The Long Shadow Of The Future – article by Steven Weber and Nils Gilman on Noēma website, referenced in John Naughton's Memex 1.1 blog. "One of the less-positive effects of digital social media over the last decade has been to contribute to a set of mythologies about the special value of ideas. Ideas are of course powerful and ultimately the source of innovation and social change, but the pandemic is revealing a sharp difference between power and value. ... Put simply, ideas are cheap and easy to create and distribute — never more so than on social media platforms. But really knowing how to get things done effectively requires a set of capabilities that are difficult to create, expensive to maintain and improve, and not something you describe in 280 characters. Pandemics and other mass emergencies and mobilizations like wars demonstrate the difference in sharp relief. The ability to execute becomes visibly more important than the ability to ideate. What’s more, the best ideas are rarely discovered in isolation from practical implementation. Improvement depends on concrete feedback from what happens when ideas are put into practice in the world. What works and what doesn’t reveals itself to operators before (and often more clearly than) it reveals itself to idea generators."

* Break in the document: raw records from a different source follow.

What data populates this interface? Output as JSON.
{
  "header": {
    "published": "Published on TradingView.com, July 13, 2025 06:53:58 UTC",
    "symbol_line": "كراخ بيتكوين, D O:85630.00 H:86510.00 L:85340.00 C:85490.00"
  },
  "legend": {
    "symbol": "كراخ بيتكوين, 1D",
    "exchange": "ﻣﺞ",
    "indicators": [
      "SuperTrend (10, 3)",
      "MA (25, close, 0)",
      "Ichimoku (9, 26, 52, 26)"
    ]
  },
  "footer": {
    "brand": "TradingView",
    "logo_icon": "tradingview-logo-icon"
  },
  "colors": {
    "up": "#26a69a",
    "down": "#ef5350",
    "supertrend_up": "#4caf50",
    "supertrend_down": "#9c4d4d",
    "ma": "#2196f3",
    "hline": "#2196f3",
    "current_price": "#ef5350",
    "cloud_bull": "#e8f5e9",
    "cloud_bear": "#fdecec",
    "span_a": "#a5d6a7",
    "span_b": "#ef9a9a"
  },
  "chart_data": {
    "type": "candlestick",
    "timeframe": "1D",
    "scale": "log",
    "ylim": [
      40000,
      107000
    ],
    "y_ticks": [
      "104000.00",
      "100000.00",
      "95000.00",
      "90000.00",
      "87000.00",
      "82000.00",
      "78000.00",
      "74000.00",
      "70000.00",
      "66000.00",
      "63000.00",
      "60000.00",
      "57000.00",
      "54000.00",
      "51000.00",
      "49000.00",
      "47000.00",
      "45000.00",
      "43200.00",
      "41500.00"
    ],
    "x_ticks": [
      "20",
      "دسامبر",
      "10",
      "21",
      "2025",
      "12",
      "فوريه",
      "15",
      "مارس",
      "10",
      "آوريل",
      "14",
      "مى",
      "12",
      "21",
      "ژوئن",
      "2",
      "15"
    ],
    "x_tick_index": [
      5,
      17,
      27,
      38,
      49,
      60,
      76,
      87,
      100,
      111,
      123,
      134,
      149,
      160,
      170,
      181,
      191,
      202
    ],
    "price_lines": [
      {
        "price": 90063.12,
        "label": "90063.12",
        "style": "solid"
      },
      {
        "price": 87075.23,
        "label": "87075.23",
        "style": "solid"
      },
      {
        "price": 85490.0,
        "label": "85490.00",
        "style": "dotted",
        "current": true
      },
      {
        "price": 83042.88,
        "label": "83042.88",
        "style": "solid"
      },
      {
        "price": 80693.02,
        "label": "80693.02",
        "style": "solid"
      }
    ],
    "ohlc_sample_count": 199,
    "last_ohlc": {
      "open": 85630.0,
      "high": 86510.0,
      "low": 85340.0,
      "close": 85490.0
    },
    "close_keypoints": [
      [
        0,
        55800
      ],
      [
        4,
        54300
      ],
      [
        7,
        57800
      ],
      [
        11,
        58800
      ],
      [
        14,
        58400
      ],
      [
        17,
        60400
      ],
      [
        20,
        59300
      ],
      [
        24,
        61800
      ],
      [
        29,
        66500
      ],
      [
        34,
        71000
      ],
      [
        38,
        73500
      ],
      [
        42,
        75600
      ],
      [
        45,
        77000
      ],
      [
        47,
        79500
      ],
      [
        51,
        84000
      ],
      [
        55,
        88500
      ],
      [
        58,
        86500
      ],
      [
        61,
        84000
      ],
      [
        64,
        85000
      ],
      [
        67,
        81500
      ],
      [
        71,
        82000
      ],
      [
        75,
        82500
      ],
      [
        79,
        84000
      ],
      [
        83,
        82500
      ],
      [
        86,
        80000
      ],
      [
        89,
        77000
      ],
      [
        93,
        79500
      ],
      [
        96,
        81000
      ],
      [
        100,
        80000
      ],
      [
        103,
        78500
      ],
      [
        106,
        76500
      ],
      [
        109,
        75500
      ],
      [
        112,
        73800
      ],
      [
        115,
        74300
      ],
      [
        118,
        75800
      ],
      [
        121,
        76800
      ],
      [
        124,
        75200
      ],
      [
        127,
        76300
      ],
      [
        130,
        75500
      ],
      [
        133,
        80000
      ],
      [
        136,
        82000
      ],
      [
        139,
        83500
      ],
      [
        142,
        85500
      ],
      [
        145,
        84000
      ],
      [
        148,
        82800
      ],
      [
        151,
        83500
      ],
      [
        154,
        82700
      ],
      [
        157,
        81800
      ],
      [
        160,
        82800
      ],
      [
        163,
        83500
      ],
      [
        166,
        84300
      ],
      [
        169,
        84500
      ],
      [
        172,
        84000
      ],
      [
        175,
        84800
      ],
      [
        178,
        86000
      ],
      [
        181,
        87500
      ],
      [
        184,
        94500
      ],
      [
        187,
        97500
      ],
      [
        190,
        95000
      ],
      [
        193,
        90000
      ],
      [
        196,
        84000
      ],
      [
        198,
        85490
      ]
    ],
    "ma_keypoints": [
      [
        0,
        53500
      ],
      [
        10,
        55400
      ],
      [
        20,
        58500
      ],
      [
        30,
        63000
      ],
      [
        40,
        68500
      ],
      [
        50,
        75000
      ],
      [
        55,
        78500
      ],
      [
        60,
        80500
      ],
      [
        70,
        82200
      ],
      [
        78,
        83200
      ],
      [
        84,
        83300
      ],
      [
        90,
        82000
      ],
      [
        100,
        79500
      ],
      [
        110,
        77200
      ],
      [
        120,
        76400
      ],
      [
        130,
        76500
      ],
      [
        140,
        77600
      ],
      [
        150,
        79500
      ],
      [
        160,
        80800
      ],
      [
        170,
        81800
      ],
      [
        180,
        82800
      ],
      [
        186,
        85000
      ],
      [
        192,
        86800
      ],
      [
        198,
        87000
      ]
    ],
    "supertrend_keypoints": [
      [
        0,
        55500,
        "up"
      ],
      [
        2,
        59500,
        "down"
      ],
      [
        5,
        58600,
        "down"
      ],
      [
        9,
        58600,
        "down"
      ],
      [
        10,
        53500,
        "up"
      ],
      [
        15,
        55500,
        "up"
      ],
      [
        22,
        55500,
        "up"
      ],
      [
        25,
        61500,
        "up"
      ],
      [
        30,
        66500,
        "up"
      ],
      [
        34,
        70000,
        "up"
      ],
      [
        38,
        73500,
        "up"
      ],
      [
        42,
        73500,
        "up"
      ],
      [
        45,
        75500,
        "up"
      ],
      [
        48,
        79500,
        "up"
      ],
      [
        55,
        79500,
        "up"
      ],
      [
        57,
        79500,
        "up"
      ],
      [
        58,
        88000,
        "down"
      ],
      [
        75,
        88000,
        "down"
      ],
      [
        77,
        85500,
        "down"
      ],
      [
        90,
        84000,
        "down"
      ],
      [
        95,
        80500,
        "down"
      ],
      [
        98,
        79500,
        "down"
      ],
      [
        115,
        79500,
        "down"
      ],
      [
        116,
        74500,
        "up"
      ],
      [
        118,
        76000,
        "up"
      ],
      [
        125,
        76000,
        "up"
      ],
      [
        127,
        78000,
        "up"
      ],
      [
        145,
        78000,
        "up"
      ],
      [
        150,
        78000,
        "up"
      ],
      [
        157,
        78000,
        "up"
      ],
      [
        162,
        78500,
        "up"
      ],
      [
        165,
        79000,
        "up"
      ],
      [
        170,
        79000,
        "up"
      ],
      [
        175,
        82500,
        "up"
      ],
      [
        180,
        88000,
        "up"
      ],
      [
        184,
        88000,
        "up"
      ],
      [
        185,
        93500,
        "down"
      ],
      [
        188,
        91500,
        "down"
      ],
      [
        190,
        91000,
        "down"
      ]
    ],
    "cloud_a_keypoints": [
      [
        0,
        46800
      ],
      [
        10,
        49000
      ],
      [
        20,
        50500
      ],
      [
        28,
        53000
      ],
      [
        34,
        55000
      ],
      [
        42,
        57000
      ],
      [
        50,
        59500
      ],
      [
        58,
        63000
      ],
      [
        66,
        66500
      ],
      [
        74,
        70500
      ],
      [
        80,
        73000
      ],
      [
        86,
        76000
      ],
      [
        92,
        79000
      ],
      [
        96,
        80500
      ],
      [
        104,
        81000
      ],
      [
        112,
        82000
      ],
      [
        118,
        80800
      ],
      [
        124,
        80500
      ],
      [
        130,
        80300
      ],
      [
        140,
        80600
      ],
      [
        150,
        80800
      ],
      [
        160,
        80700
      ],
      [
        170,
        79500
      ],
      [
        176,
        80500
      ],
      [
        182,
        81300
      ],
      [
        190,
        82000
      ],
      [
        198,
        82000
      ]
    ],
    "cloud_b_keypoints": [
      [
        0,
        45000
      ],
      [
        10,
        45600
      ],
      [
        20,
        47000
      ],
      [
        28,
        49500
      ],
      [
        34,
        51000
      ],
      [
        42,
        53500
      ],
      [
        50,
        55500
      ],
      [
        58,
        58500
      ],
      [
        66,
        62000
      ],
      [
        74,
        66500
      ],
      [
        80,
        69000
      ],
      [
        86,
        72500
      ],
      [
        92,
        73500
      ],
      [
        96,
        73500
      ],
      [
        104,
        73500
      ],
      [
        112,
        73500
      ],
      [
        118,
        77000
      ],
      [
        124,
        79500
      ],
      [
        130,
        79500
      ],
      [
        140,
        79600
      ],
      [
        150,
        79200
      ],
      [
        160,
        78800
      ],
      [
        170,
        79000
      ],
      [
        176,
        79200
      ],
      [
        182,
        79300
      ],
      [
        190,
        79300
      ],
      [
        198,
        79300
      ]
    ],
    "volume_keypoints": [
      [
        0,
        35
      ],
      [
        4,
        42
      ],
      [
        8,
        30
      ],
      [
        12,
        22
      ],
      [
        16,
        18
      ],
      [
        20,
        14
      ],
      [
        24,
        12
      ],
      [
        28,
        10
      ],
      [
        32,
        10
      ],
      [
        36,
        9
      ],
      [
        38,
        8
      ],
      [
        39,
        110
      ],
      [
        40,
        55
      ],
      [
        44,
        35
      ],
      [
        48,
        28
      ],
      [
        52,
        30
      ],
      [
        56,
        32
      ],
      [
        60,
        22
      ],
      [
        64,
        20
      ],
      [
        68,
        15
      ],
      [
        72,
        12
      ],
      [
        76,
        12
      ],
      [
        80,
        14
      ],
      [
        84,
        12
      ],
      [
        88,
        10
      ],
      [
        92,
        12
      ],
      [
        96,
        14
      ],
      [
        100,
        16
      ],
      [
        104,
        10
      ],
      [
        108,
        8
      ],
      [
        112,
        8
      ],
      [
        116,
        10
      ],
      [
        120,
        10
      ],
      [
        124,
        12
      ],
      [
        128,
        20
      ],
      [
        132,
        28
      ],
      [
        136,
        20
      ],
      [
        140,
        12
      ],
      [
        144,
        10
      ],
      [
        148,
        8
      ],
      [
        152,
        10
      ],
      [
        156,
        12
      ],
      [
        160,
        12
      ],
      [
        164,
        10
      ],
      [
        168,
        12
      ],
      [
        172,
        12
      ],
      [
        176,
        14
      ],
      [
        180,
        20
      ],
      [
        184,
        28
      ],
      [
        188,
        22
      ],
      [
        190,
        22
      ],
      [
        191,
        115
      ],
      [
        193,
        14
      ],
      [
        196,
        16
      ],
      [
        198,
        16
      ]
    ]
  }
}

Are Universities Going the Way of CDs and Cable TV? – article by Michael D. Smith in The Atlantic, referenced in John Naughton's Memex 1.1 blog. "After the Coronavirus upended American life, millions of college students made the transition from sitting in campus lecture halls to live-streaming seminars at their kitchen tables. Do students think their pricey degrees are worth the cost when delivered remotely? The Wall Street Journal asked that question in April, and one student responded with this zinger: 'Would you pay $75,000 for front-row seats to a Beyoncé concert and be satisfied with a livestream instead?' Another compared higher education to premium cable—an annoyingly expensive bundle with more options than most people need. 'Give me the basic package,' he said. ... I need no convincing of the value of campus life and in-classroom education. I recognize that online platforms can’t perfectly replace what we deliver on campus. But they can fulfill key pieces of our core mission and reach many more students, of all ages and economic backgrounds, at a far lower cost. What online services lack in quality, they make up for in convenience—and as they get more popular, they’re only going to get better, which in turn could unbundle the prevailing model of higher education. Indeed, that unbundling is already happening. Employers such as Google, Apple, IBM, and Ernst & Young have stopped requiring traditional university degrees, even for some of their most highly skilled positions. Inevitably, as employers embrace new skills-based certifications, many students may question the value of the traditional four-year degree."